Had a bit of a meltdown tonight…..
I had decided it was time to cut some of the hair on and around this growth. It was going to be gone with the surgery anyway. So I cleaned it all up, got the scissors, and told Guy where to cut and how much. I won’t say that that didn’t bother me just a little – I guess it shouldn’t. I have long enough hair that it is all covered up – just a little thinner on that side.
But that wasn’t really the cause of the meltdown. As I’ve mentioned before, there is another bump about 2-2 ½ inches higher and a little more to the back of my scalp. This appeared probably about 3 weeks ago now. The doctor here looked at it, didn’t know what it was, didn’t think it was significant, but said he would remove it during the surgery along with the main one, just to be safe. Well, as I was looking in the mirror just before supper – AFTER writing my update for the day – I saw that this lump, too, is now slightly discolored in the center. 2 days ago, it was pink like the rest of my scalp. This just confirmed what I suspected all along – this is another one. I’m sure this one is in the early stages, but it is there nonetheless. Very discouraging to say the least! Lots of tears tonight….
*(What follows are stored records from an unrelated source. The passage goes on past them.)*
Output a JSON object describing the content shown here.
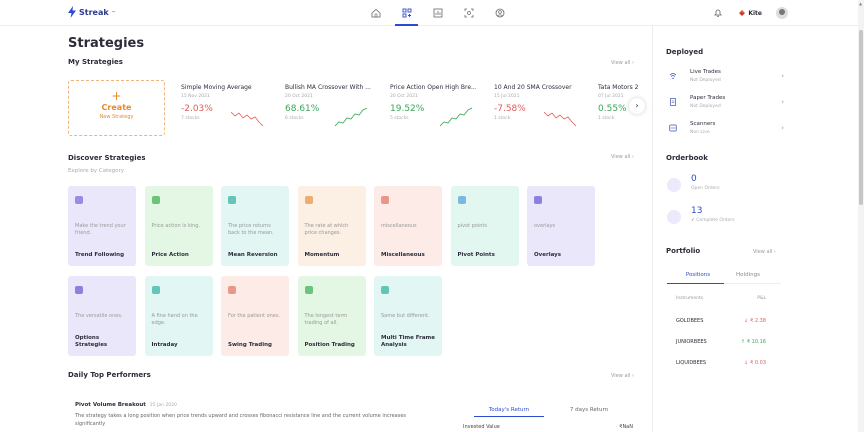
{
  "app": {
    "name": "Streak",
    "tm": "™"
  },
  "topnav": {
    "icons": [
      "home-icon",
      "strategies-icon",
      "chart-icon",
      "scanner-icon",
      "user-circle-icon"
    ],
    "active": 1,
    "broker": "Kite"
  },
  "page": {
    "title": "Strategies"
  },
  "my_strategies": {
    "title": "My Strategies",
    "view_all": "View all",
    "create": {
      "label": "Create",
      "sub": "New Strategy"
    },
    "items": [
      {
        "name": "Simple Moving Average",
        "date": "15 Nov 2021",
        "pct": "-2.03%",
        "stocks": "7 stocks",
        "trend": "neg"
      },
      {
        "name": "Bullish MA Crossover With ...",
        "date": "20 Oct 2021",
        "pct": "68.61%",
        "stocks": "6 stocks",
        "trend": "pos"
      },
      {
        "name": "Price Action Open High Bre...",
        "date": "20 Oct 2021",
        "pct": "19.52%",
        "stocks": "5 stocks",
        "trend": "pos"
      },
      {
        "name": "10 And 20 SMA Crossover",
        "date": "15 Jul 2021",
        "pct": "-7.58%",
        "stocks": "1 stock",
        "trend": "neg"
      },
      {
        "name": "Tata Motors 2",
        "date": "07 Jul 2021",
        "pct": "0.55%",
        "stocks": "1 stock",
        "trend": "pos"
      }
    ]
  },
  "discover": {
    "title": "Discover Strategies",
    "subtitle": "Explore by Category",
    "view_all": "View all",
    "categories": [
      {
        "name": "Trend Following",
        "desc": "Make the trend your friend.",
        "color": "#ebe7fb",
        "icon": "#7b6fe0"
      },
      {
        "name": "Price Action",
        "desc": "Price action is king.",
        "color": "#e3f7e4",
        "icon": "#43b356"
      },
      {
        "name": "Mean Reversion",
        "desc": "The price returns back to the mean.",
        "color": "#e2f6f4",
        "icon": "#3bb3a6"
      },
      {
        "name": "Momentum",
        "desc": "The rate at which price changes.",
        "color": "#fcefe3",
        "icon": "#e8964a"
      },
      {
        "name": "Miscellaneous",
        "desc": "miscellaneous",
        "color": "#fcebe7",
        "icon": "#e07c68"
      },
      {
        "name": "Pivot Points",
        "desc": "pivot points",
        "color": "#e3f7f1",
        "icon": "#5aa3d8"
      },
      {
        "name": "Overlays",
        "desc": "overlays",
        "color": "#ebe7fb",
        "icon": "#6b5fd4"
      },
      {
        "name": "Options Strategies",
        "desc": "The versatile ones.",
        "color": "#ebe7fb",
        "icon": "#6b5fd4"
      },
      {
        "name": "Intraday",
        "desc": "A fine hand on the edge.",
        "color": "#e2f6f4",
        "icon": "#3bb3a6"
      },
      {
        "name": "Swing Trading",
        "desc": "For the patient ones.",
        "color": "#fcebe7",
        "icon": "#e07c68"
      },
      {
        "name": "Position Trading",
        "desc": "The longest term trading of all.",
        "color": "#e3f7e4",
        "icon": "#43b356"
      },
      {
        "name": "Multi Time Frame Analysis",
        "desc": "Same but different.",
        "color": "#e2f6f4",
        "icon": "#3bb3a6"
      }
    ]
  },
  "top_performers": {
    "title": "Daily Top Performers",
    "view_all": "View all",
    "item": {
      "name": "Pivot Volume Breakout",
      "date": "25 Jan 2020",
      "desc": "The strategy takes a long position when price trends upward and crosses fibonacci resistance line and the current volume increases significantly"
    },
    "tabs": [
      "Today's Return",
      "7 days Return"
    ],
    "row": {
      "label": "Invested Value",
      "value": "₹NaN"
    }
  },
  "sidebar": {
    "deployed": {
      "title": "Deployed",
      "items": [
        {
          "label": "Live Trades",
          "sub": "Not Deployed",
          "icon": "wifi-icon"
        },
        {
          "label": "Paper Trades",
          "sub": "Not Deployed",
          "icon": "document-icon"
        },
        {
          "label": "Scanners",
          "sub": "Non Live",
          "icon": "scanner-icon"
        }
      ]
    },
    "orderbook": {
      "title": "Orderbook",
      "items": [
        {
          "count": "0",
          "label": "Open Orders",
          "color": "#ece9fb"
        },
        {
          "count": "13",
          "label": "Complete Orders",
          "color": "#ece9fb"
        }
      ]
    },
    "portfolio": {
      "title": "Portfolio",
      "view_all": "View all",
      "tabs": [
        "Positions",
        "Holdings"
      ],
      "headers": [
        "Instruments",
        "P&L"
      ],
      "rows": [
        {
          "name": "GOLDBEES",
          "pl": "₹ 2.38",
          "dir": "down"
        },
        {
          "name": "JUNIORBEES",
          "pl": "₹ 10.16",
          "dir": "up"
        },
        {
          "name": "LIQUIDBEES",
          "pl": "₹ 0.03",
          "dir": "down"
        }
      ]
    }
  }
}
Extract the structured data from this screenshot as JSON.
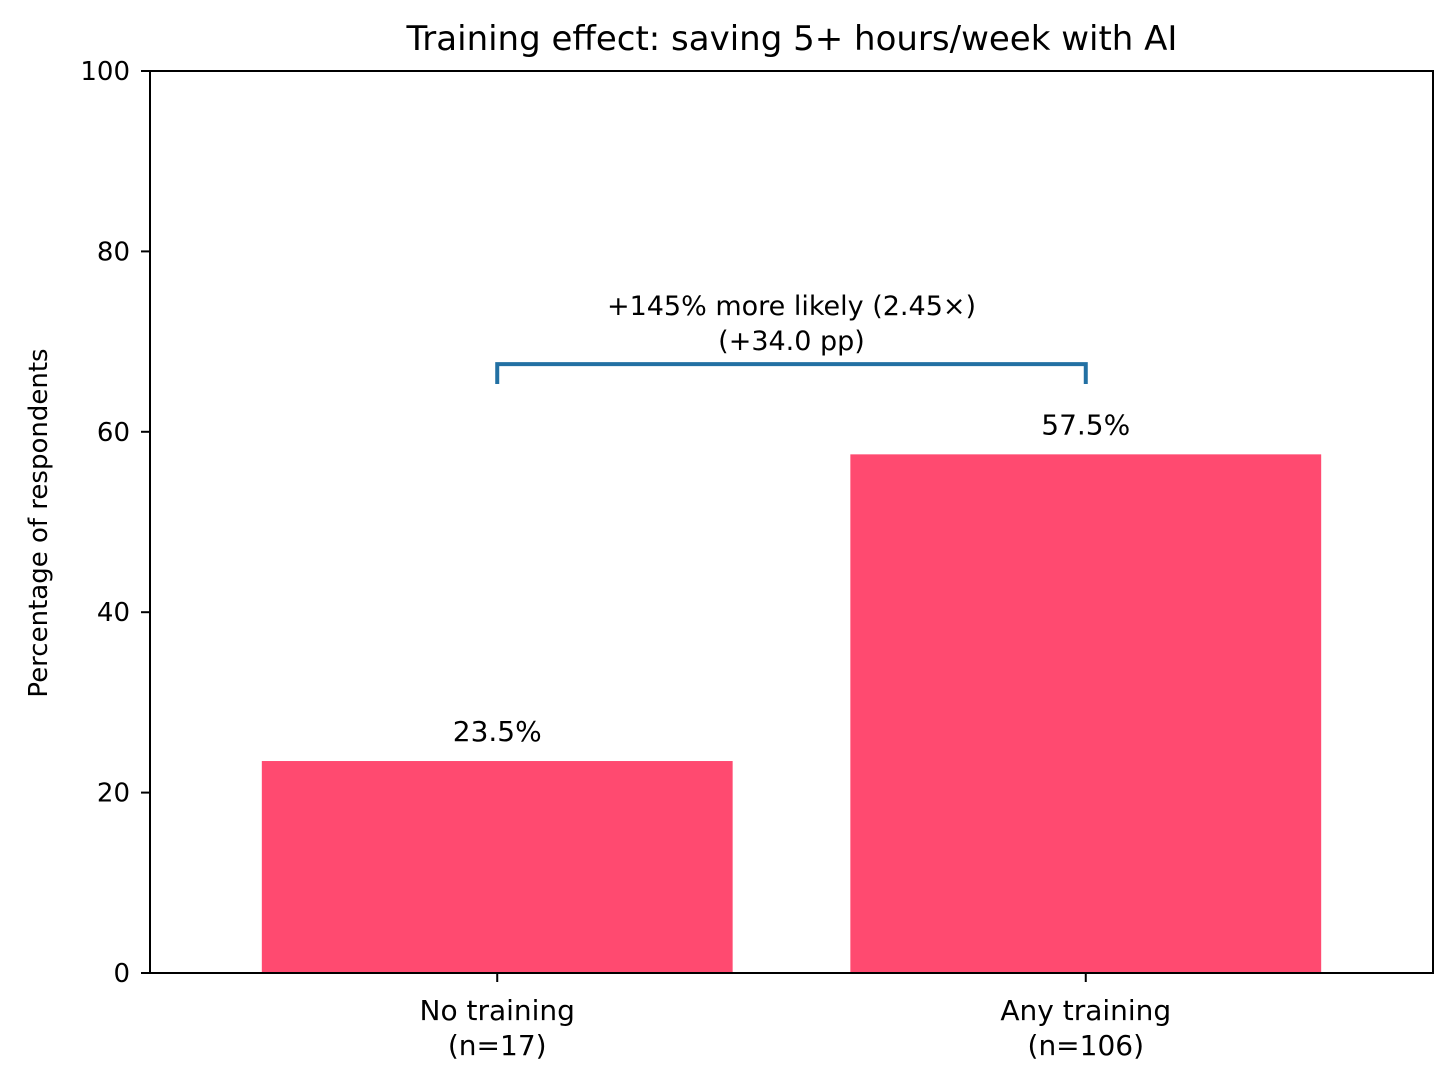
{
  "chart_data": {
    "type": "bar",
    "title": "Training effect: saving 5+ hours/week with AI",
    "ylabel": "Percentage of respondents",
    "xlabel": "",
    "ylim": [
      0,
      100
    ],
    "yticks": [
      "0",
      "20",
      "40",
      "60",
      "80",
      "100"
    ],
    "categories": [
      {
        "line1": "No training",
        "line2": "(n=17)"
      },
      {
        "line1": "Any training",
        "line2": "(n=106)"
      }
    ],
    "values": [
      23.5,
      57.5
    ],
    "value_labels": [
      "23.5%",
      "57.5%"
    ],
    "annotation": {
      "line1": "+145% more likely (2.45×)",
      "line2": "(+34.0 pp)",
      "bracket_level": 67.5,
      "bracket_tick_bottom": 65.3
    },
    "bar_color": "#ff4a70",
    "bracket_color": "#2270a3"
  }
}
I’m trying to stay positive, but, frankly, it is very hard. Yes, I have a lot of faith. Yes, I have a lot of friends and family praying. Yes, I have many saying lots of encouraging things to me. But I am scared…….scared. I’m human, and I’m scared.
That’s just the long and short of it tonight…….
P.S. Talked later this evening with Jeannine, and she will be flying in the day before surgery. That saved my night!